- Born: August 21, 1982 Dryden, Ontario, Canada
- Died: July 4, 2017 (aged 34) Thunder Bay, Ontario, Canada
- Cause of death: Infection, resulting from trauma

= Barbara Kentner =

Anishinaabe women from Thunder Bay (1982 to 2017)

Barbara Kentner (August 21, 1982 – July 4, 2017) was an Indigenous woman from Wabigoon Lake First Nation who died in 2017, six months after being struck by a trailer hitch thrown at her by Brayden Bushby from a moving vehicle in Thunder Bay, Ontario, Canada.

Bushby was found guilty of manslaughter and sentenced to eight years in jail. He was granted full parole in August, 2026, a decision greeted with anger among Wabigoon and First Nations' leadership across Ontario.

== Family life ==
Kentner was born on August 21, 1982, in Dryden, Ontario, the eldest of four sisters to truck driver father Roy Boucher and mother Mildred (née Maude) Kentner.

Kentner had lived with liver disease in a palliative care facility. She grew up in Thunder Bay and had four half-siblings. Kentner was Anishinaabe and from Wabigoon Lake First Nation. Two sisters were quoted in Canadian media at the time of her death, describing the impact of the murder. Kentner has a daughter, Serena Jane Kentner, who was 16 years old in January 2017. Her daughter has acute myeloid leukaemia and had a bone marrow transplant in 2020. Kentner's father died of a heart attack in 2002 and her mother died of cancer in 2004.

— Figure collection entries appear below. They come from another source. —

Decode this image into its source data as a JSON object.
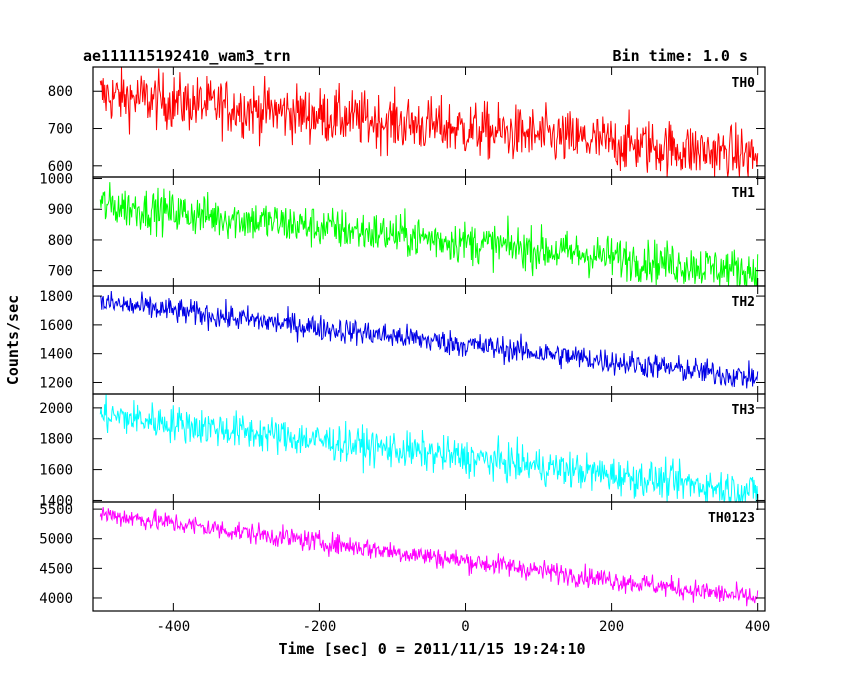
{
  "chart_data": {
    "type": "line",
    "title": "ae111115192410_wam3_trn",
    "bin_time": "Bin time: 1.0 s",
    "xlabel": "Time [sec] 0 = 2011/11/15 19:24:10",
    "ylabel": "Counts/sec",
    "xlim": [
      -510,
      410
    ],
    "x_ticks": [
      -400,
      -200,
      0,
      200,
      400
    ],
    "x_start": -500,
    "x_end": 400,
    "series": [
      {
        "name": "TH0",
        "color": "#ff0000",
        "ylim": [
          570,
          865
        ],
        "y_ticks": [
          600,
          700,
          800
        ],
        "start": 790,
        "end": 625,
        "noise": 38
      },
      {
        "name": "TH1",
        "color": "#00ff00",
        "ylim": [
          650,
          1005
        ],
        "y_ticks": [
          700,
          800,
          900,
          1000
        ],
        "start": 915,
        "end": 695,
        "noise": 35
      },
      {
        "name": "TH2",
        "color": "#0000e6",
        "ylim": [
          1120,
          1870
        ],
        "y_ticks": [
          1200,
          1400,
          1600,
          1800
        ],
        "start": 1755,
        "end": 1230,
        "noise": 45
      },
      {
        "name": "TH3",
        "color": "#00ffff",
        "ylim": [
          1390,
          2090
        ],
        "y_ticks": [
          1400,
          1600,
          1800,
          2000
        ],
        "start": 1955,
        "end": 1455,
        "noise": 60
      },
      {
        "name": "TH0123",
        "color": "#ff00ff",
        "ylim": [
          3780,
          5620
        ],
        "y_ticks": [
          4000,
          4500,
          5000,
          5500
        ],
        "start": 5420,
        "end": 3990,
        "noise": 90
      }
    ]
  }
}
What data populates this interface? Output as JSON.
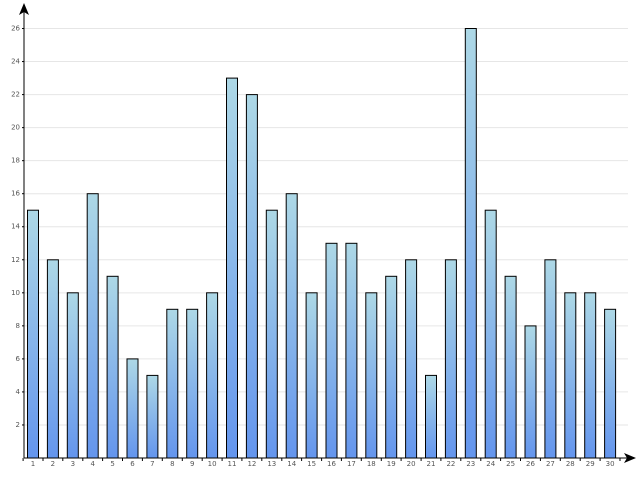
{
  "chart_data": {
    "type": "bar",
    "categories": [
      "1",
      "2",
      "3",
      "4",
      "5",
      "6",
      "7",
      "8",
      "9",
      "10",
      "11",
      "12",
      "13",
      "14",
      "15",
      "16",
      "17",
      "18",
      "19",
      "20",
      "21",
      "22",
      "23",
      "24",
      "25",
      "26",
      "27",
      "28",
      "29",
      "30"
    ],
    "values": [
      15,
      12,
      10,
      16,
      11,
      6,
      5,
      9,
      9,
      10,
      23,
      22,
      15,
      16,
      10,
      13,
      13,
      10,
      11,
      12,
      5,
      12,
      26,
      15,
      11,
      8,
      12,
      10,
      10,
      9
    ],
    "y_ticks": [
      "2",
      "4",
      "6",
      "8",
      "10",
      "12",
      "14",
      "16",
      "18",
      "20",
      "22",
      "24",
      "26"
    ],
    "ylim": [
      0,
      27
    ],
    "title": "",
    "xlabel": "",
    "ylabel": "",
    "grid": true,
    "colors": {
      "bar_top": "#add8e6",
      "bar_bottom": "#6495ed",
      "grid": "#e6e6e6",
      "axis": "#000000"
    }
  }
}
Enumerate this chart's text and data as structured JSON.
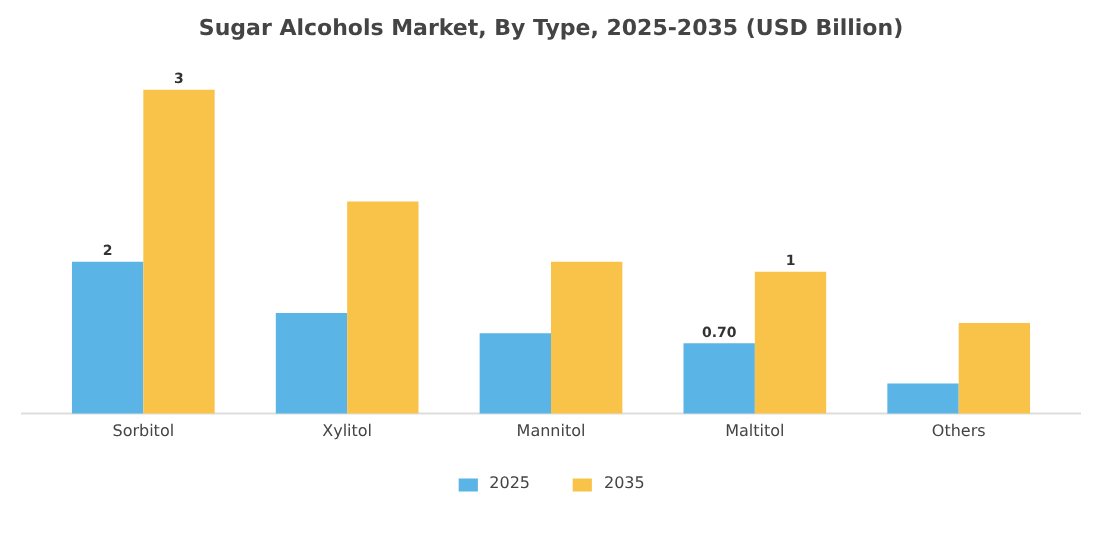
{
  "chart_data": {
    "type": "bar",
    "title": "Sugar Alcohols Market, By Type, 2025-2035 (USD Billion)",
    "tick_labels": "x",
    "categories": [
      "Sorbitol",
      "Xylitol",
      "Mannitol",
      "Maltitol",
      "Others"
    ],
    "series": [
      {
        "name": "2025",
        "color": "#5ab4e5",
        "values": [
          1.51,
          1.0,
          0.8,
          0.7,
          0.3
        ],
        "value_labels": [
          "2",
          null,
          null,
          "0.70",
          null
        ]
      },
      {
        "name": "2035",
        "color": "#f9c34a",
        "values": [
          3.22,
          2.11,
          1.51,
          1.41,
          0.9
        ],
        "value_labels": [
          "3",
          null,
          null,
          "1",
          null
        ]
      }
    ],
    "legend": "bottom"
  }
}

== Events of 29 January 2017 ==
At approximately 1am on 29 January 2017, 18-year-old Brayden Bushby was in the passenger seat of a vehicle driving on McKenzie Street in the south side area of Thunder Bay. Three other friends were in the vehicle, and Bushby was intoxicated with alcohol, after spending the day drinking straight whisky. Bushby is white.

Kentner, and her three-years-younger sister Melissa, were walking down McKenzie Street towards a relative's home when Bushby threw a metal trailer hitch, which struck Kentner in the abdomen. Bushby exclaimed "got one" after the hitch struck Kentner. Kentner was 34-years-old at the time of the attack. The incident ruptured her small intestine.

== Death ==
Kentner died on July 4, 2017, at St. Joseph's Hospice in Thunder Bay as she received surgery to tackle an infection from the injury. Kentner's lawyers stated that the infection was caused by the blunt force trauma of the attack.

== Post-death events ==
Bushby was initially charged with second-degree murder, but that charge was later downgraded. Bushby admitted to throwing the hitch and pled guilty to aggravated assault, before being found guilty of manslaughter. In February 2021, he was sentenced to eight years in jail.

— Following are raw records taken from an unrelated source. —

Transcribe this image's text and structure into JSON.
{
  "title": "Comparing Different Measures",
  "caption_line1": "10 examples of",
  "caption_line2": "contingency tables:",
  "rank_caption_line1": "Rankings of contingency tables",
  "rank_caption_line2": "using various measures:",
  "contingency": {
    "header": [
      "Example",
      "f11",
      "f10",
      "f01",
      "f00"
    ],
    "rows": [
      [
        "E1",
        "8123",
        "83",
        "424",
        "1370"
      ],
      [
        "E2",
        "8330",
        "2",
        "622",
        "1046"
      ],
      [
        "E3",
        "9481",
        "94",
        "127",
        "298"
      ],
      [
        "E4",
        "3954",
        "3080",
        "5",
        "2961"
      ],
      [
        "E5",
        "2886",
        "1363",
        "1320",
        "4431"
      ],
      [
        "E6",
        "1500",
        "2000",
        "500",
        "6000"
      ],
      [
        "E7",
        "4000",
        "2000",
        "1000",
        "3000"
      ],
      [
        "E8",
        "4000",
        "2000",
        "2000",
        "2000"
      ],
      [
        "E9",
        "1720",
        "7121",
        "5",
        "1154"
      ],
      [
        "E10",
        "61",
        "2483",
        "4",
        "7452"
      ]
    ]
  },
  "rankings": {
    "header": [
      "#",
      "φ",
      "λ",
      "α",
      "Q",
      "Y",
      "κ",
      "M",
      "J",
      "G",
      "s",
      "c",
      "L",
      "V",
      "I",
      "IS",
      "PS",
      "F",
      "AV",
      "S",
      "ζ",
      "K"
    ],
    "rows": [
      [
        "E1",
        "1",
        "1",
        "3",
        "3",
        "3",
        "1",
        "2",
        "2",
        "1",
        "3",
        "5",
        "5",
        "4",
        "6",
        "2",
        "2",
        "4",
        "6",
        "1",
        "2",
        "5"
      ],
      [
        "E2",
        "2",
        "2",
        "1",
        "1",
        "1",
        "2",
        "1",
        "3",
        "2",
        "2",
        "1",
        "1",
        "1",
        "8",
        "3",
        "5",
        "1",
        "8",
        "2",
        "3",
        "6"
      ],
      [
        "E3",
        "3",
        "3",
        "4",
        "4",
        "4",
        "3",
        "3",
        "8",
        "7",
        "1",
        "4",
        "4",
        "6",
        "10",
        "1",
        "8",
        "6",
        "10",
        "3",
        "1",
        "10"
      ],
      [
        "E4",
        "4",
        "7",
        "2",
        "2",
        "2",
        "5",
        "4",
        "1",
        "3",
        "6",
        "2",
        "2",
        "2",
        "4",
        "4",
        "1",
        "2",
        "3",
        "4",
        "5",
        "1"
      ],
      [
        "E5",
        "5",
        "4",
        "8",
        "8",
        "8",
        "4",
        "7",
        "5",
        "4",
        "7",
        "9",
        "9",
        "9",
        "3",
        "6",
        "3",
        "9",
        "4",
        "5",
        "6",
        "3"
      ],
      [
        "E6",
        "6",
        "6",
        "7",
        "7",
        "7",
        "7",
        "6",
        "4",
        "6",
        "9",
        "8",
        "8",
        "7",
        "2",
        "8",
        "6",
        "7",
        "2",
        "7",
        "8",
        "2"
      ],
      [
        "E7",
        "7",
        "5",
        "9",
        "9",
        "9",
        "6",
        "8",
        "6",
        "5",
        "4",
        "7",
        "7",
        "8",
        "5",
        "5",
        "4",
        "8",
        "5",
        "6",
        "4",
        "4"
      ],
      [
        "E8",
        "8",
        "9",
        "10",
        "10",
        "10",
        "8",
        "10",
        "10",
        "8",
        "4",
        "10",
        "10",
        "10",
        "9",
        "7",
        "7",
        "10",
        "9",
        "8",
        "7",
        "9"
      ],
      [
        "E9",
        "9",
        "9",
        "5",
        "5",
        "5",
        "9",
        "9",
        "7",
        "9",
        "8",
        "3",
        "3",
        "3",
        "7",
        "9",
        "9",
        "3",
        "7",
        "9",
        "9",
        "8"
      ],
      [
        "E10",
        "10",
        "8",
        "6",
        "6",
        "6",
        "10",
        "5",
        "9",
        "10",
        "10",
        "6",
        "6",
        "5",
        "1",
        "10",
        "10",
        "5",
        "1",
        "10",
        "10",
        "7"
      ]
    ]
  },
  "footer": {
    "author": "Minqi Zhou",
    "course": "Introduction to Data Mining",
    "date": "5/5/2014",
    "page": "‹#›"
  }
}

The attack on Kentner is discussed in the Thunder Bay podcast from Canadaland along with wider concerns about corruption within Thunder Bay and violence against Indigenous women and girls. Bushby's parole in August 2026 was widely criticized. In a statement the Chiefs of Ontario criticized the parole board process, the lack of recent representation from Kentner's family, and the short sentence for the crime of murder:

What weighs on [us] most is learning that Barbara’s family may not have even been told this hearing was taking place. They were represented by impact statements made years ago, while Brayden Bushby was able to speak to who he is today. Barbara’s family deserved that same opportunity. They deserved to be in the room. They deserved to be heard.

A protest march took place in Ottawa on August 31, 2026. The CBC reports that Bushby was paroled despite failing to report a vehicle collision to his case management team, obtaining a Confederate flag tattoo, and cutting a swastika into the lawn of a federal institution. Protest over Busby's parole follows a string of similar criticism levelled at the Canadian federal government and the parole board, particularly the case of Robert Picton who was eligible for day parole despite murdering and raping twenty-six women, many of them Indigenous.